Andrew Gilbert is a Senior Researcher at the Ethnography Lab at the University of Toronto and a sociocultural anthropologist who has been conducting ethnographic research in Bosnia and Herzegovina for nearly twenty years. His first research project focused on the politics of international intervention and the relationship between the historical imagination (how people conceive of history) and the political imagination (how people conceive what is politically possible). Recent research has investigated the conditions that create openings and closures to political experimentation and social transformation, focusing on a series of worker-initiated protests and their aftermath in the Bosnian city of Tuzla. This has led to a growing interest in collaboration and in the political and ethnographic potential of diverse media, such as audio documentary, photographs, and graphic ethnography.

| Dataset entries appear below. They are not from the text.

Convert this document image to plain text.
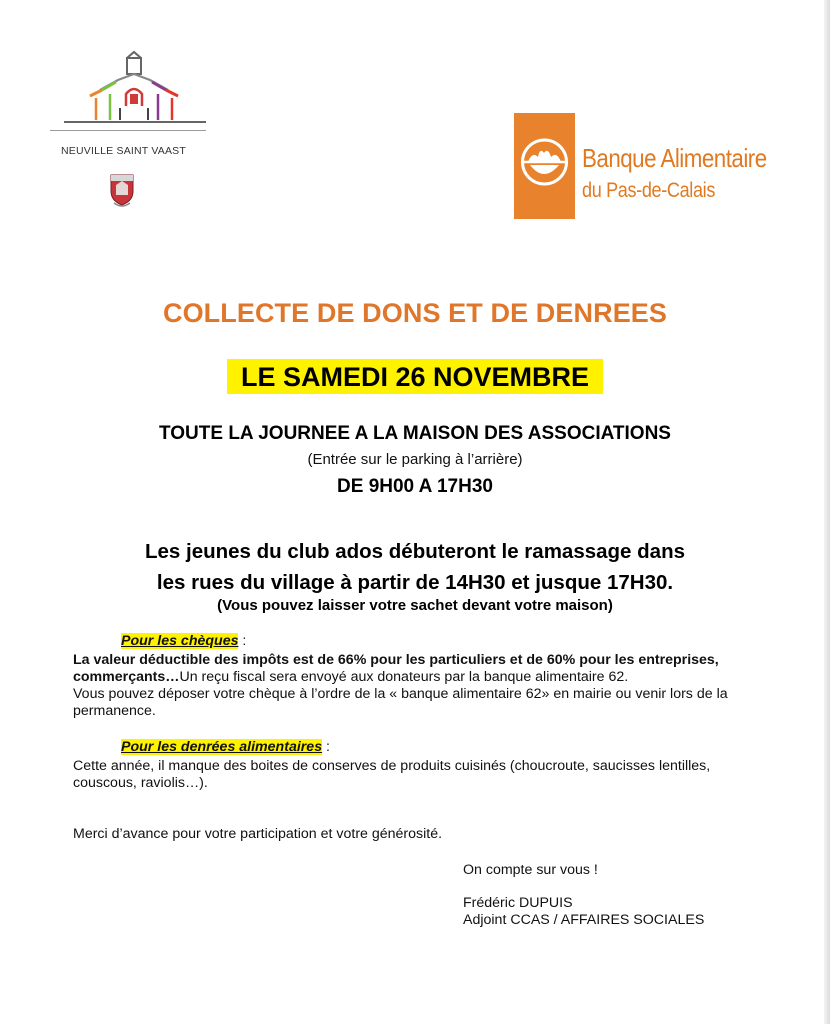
NEUVILLE SAINT VAAST	Banque Alimentaire
du Pas-de-Calais
COLLECTE DE DONS ET DE DENREES
LE SAMEDI 26 NOVEMBRE
TOUTE LA JOURNEE A LA MAISON DES ASSOCIATIONS
(Entrée sur le parking à l’arrière)
DE 9H00 A 17H30
Les jeunes du club ados débuteront le ramassage dans
les rues du village à partir de 14H30 et jusque 17H30.
(Vous pouvez laisser votre sachet devant votre maison)
Pour les chèques :
La valeur déductible des impôts est de 66% pour les particuliers et de 60% pour les entreprises, commerçants…Un reçu fiscal sera envoyé aux donateurs par la banque alimentaire 62.
Vous pouvez déposer votre chèque à l’ordre de la « banque alimentaire 62» en mairie ou venir lors de la permanence.
Pour les denrées alimentaires :
Cette année, il manque des boites de conserves de produits cuisinés (choucroute, saucisses lentilles, couscous, raviolis…).
Merci d’avance pour votre participation et votre générosité.
On compte sur vous !
Frédéric DUPUIS
Adjoint CCAS / AFFAIRES SOCIALES
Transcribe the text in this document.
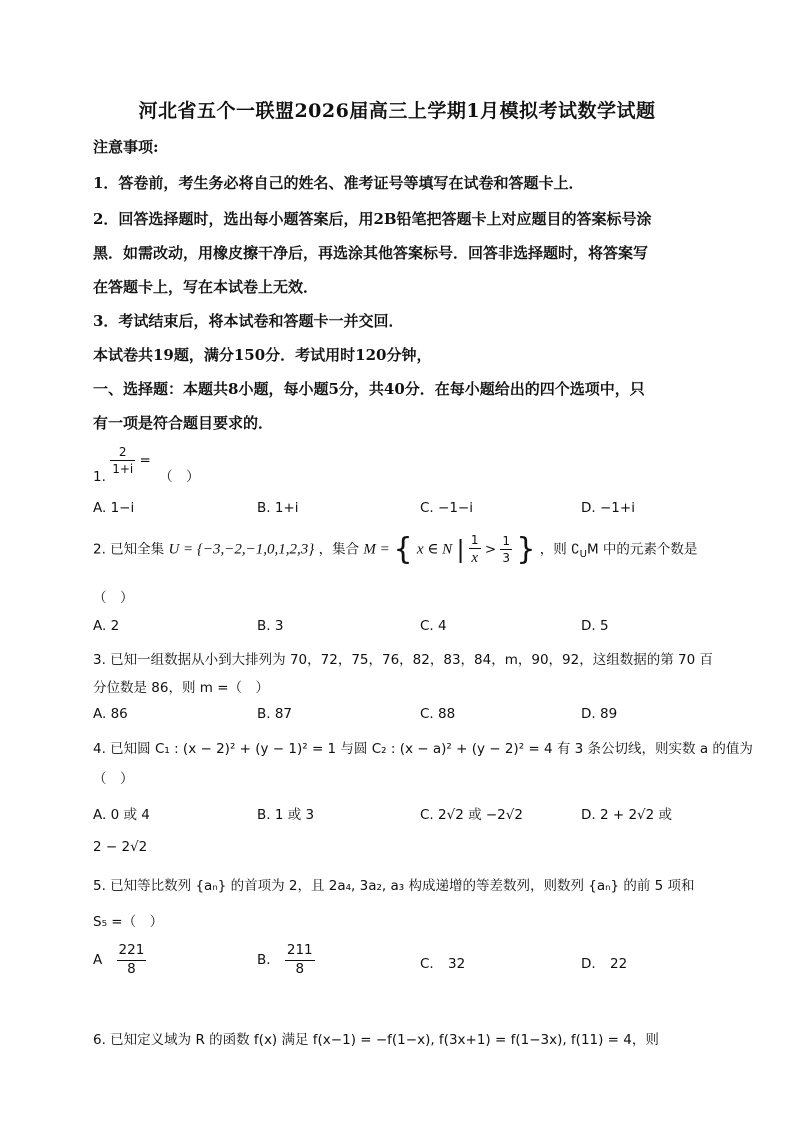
河北省五个一联盟2026届高三上学期1月模拟考试数学试题
注意事项:
1．答卷前，考生务必将自己的姓名、准考证号等填写在试卷和答题卡上．
2．回答选择题时，选出每小题答案后，用2B铅笔把答题卡上对应题目的答案标号涂
黑．如需改动，用橡皮擦干净后，再选涂其他答案标号．回答非选择题时，将答案写
在答题卡上，写在本试卷上无效．
3．考试结束后，将本试卷和答题卡一并交回．
本试卷共19题，满分150分．考试用时120分钟，
一、选择题：本题共8小题，每小题5分，共40分．在每小题给出的四个选项中，只
有一项是符合题目要求的．
1.
$\frac{2}{1+i}$ = （　）
A. 1−i	B. 1+i	C. −1−i	D. −1+i
2. 已知全集 U = {−3,−2,−1,0,1,2,3} ，集合 M = { x ∈ N | $\frac{1}{x} > \frac{1}{3}$ } ，则 $∁_UM$ 中的元素个数是
（　）
A. 2	B. 3	C. 4	D. 5
3. 已知一组数据从小到大排列为 70，72，75，76，82，83，84，m，90，92，这组数据的第 70 百
分位数是 86，则 m =（　）
A. 86	B. 87	C. 88	D. 89
4. 已知圆 C₁ : (x − 2)² + (y − 1)² = 1 与圆 C₂ : (x − a)² + (y − 2)² = 4 有 3 条公切线，则实数 a 的值为
（　）
A. 0 或 4	B. 1 或 3	C. 2√2 或 −2√2	D. 2 + 2√2 或
2 − 2√2
5. 已知等比数列 {aₙ} 的首项为 2，且 2a₄, 3a₂, a₃ 构成递增的等差数列，则数列 {aₙ} 的前 5 项和
S₅ =（　）
A $\frac{221}{8}$	B. $\frac{211}{8}$	C. 32	D. 22
6. 已知定义域为 R 的函数 f(x) 满足 f(x−1) = −f(1−x), f(3x+1) = f(1−3x), f(11) = 4，则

 A potential and serious limitation of a course like this is the cost. If students paid the hardcopy list price for just the graphic novels, it would be over $200 US ($265 Canadian). I discovered that there are various electronic versions of many of the books now available to purchase, as well as used hard copies on popular websites like Amazon, AbeBooks, Alibris, and Powell’s, and this can bring the cost down significantly. That said, some of the books I assigned were unavailable in an e-version and others were hard to get because of limited print runs. Moreover, I am ambivalent about the e-versions, because these books were not created for a screen and often the screens that students used to view e-versions were smaller than the books themselves. In order to accommodate the issue of cost, the university’s library purchased a copy for a reserve list, and I ran a second reserve list out of the departmental office.

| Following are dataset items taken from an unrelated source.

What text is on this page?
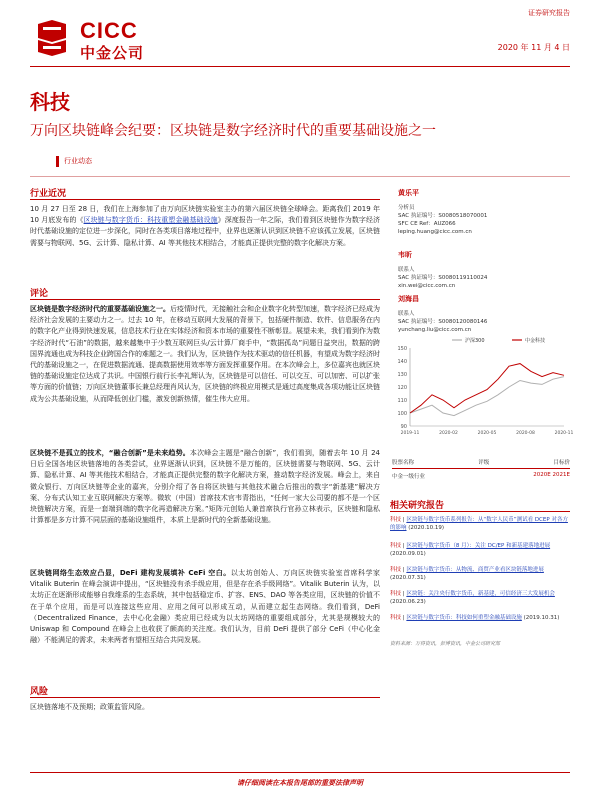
CICC
中金公司
证券研究报告
2020 年 11 月 4 日
科技
万向区块链峰会纪要：区块链是数字经济时代的重要基础设施之一
行业动态
行业近况
10 月 27 日至 28 日，我们在上海参加了由万向区块链实验室主办的第六届区块链全球峰会。距离我们 2019 年 10 月底发布的《区块链与数字货币：科技重塑金融基础设施》深度报告一年之际，我们看到区块链作为数字经济时代基础设施的定位进一步深化，同时在各类项目落地过程中，业界也逐渐认识到区块链不应该孤立发展，区块链需要与物联网、5G、云计算、隐私计算、AI 等其他技术相结合，才能真正提供完整的数字化解决方案。
评论
区块链是数字经济时代的重要基础设施之一。后疫情时代，无接触社会和企业数字化转型加速，数字经济已经成为经济社会发展的主要动力之一。过去 10 年，在移动互联网大发展的背景下，包括硬件制造、软件、信息服务在内的数字化产业得到快速发展，信息技术行业在实体经济和资本市场的重要性不断彰显。展望未来，我们看到作为数字经济时代“石油”的数据，越来越集中于少数互联网巨头/云计算厂商手中，“数据孤岛”问题日益突出，数据的跨国界流通也成为科技企业跨国合作的难题之一。我们认为，区块链作为技术驱动的信任机器，有望成为数字经济时代的基础设施之一，在促进数据流通、提高数据使用效率等方面发挥重要作用。在本次峰会上，多位嘉宾也就区块链的基础设施定位达成了共识。中国银行前行长李礼辉认为，区块链是可以信任、可以交互、可以加密、可以扩张等方面的价值链；万向区块链董事长兼总经理肖风认为，区块链的终极应用模式是通过高度集成各项功能让区块链成为公共基础设施，从而降低创业门槛，激发创新热情，催生伟大应用。
区块链不是孤立的技术，“融合创新”是未来趋势。本次峰会主题是“融合创新”，我们看到，随着去年 10 月 24 日后全国各地区块链落地的各类尝试，业界逐渐认识到，区块链不是万能的，区块链需要与物联网、5G、云计算、隐私计算、AI 等其他技术相结合，才能真正提供完整的数字化解决方案，推动数字经济发展。峰会上，来自微众银行、万向区块链等企业的嘉宾，分别介绍了各自将区块链与其他技术融合后推出的数字“新基建”解决方案、分布式认知工业互联网解决方案等。微软（中国）首席技术官韦青指出，“任何一家大公司要的都不是一个区块链解决方案，而是一套端到端的数字化再造解决方案。”矩阵元创始人兼首席执行官孙立林表示，区块链和隐私计算都是多方计算不同层面的基础设施组件，本质上是新时代的全新基础设施。
区块链网络生态效应凸显，DeFi 建构发展填补 CeFi 空白。以太坊创始人、万向区块链实验室首席科学家 Vitalik Buterin 在峰会演讲中提出，“区块链没有杀手级应用，但是存在杀手级网络”。Vitalik Buterin 认为，以太坊正在逐渐形成能够自我维系的生态系统，其中包括稳定币、扩容、ENS、DAO 等各类应用，区块链的价值不在于单个应用，而是可以连接这些应用、应用之间可以形成互动，从而建立起生态网络。我们看到，DeFi（Decentralized Finance，去中心化金融）类应用已经成为以太坊网络的重要组成部分，尤其是规模较大的 Uniswap 和 Compound 在峰会上也收获了颇高的关注度。我们认为，目前 DeFi 提供了部分 CeFi（中心化金融）不能满足的需求，未来两者有望相互结合共同发展。
风险
区块链落地不及预期；政策监管风险。
黄乐平
分析员
SAC 执证编号：S0080518070001
SFC CE Ref：AUZ066
leping.huang@cicc.com.cn
韦昕
联系人
SAC 执证编号：S0080119110024
xin.wei@cicc.com.cn
刘海昌
联系人
SAC 执证编号：S0080120080146
yunchang.liu@cicc.com.cn
90
100
110
120
130
140
150
2019-11	2020-02	2020-05	2020-08	2020-11
沪深300	中金科技
股票名称	评级	目标价
中金一级行业	2020E 2021E
相关研究报告
科技 | 区块链与数字货币系列报告：从“数字人民币”测试看 DCEP 对各方的影响 (2020.10.19)
科技 | 区块链与数字货币（8 月）：关注 DC/EP 和新基建落地进展 (2020.09.01)
科技 | 区块链与数字货币：从物流、商贸产业看区块链落地进展 (2020.07.31)
科技 | 区块链：关注央行数字货币，新基建，可信经济三大发展机会 (2020.06.23)
科技 | 区块链与数字货币：科技如何重塑金融基础设施 (2019.10.31)
资料来源：万得资讯，彭博资讯，中金公司研究部
请仔细阅读在本报告尾部的重要法律声明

 Other excellent titles which I could not use include Wage Slaves by Daria Bogdanska; The Arab of the Future series by Riad Sattouf; The Best We Could Do by Thi Bui; Oil and Water by Steve Duin and Shannon Wheeler; A.D.: New Orleans After the Deluge by Josh Neufeld; The Photographer by Emmanuel Guibert; Hostage by Guy Delisle; and Ichi-F by Kazuto Tatsuta.
 The concept of affordance is more widespread in the world of design, psychology, and political science than in anthropology. Recent examples of writing on affordances by anthropologists include Webb Keane’s 2018 article “Perspectives on affordances, or the anthropologically real” in the journal HAU and Tim Ingold’s 2000 book The Perception of the Environment: Essays on Livelihood, Dwelling, and Skill.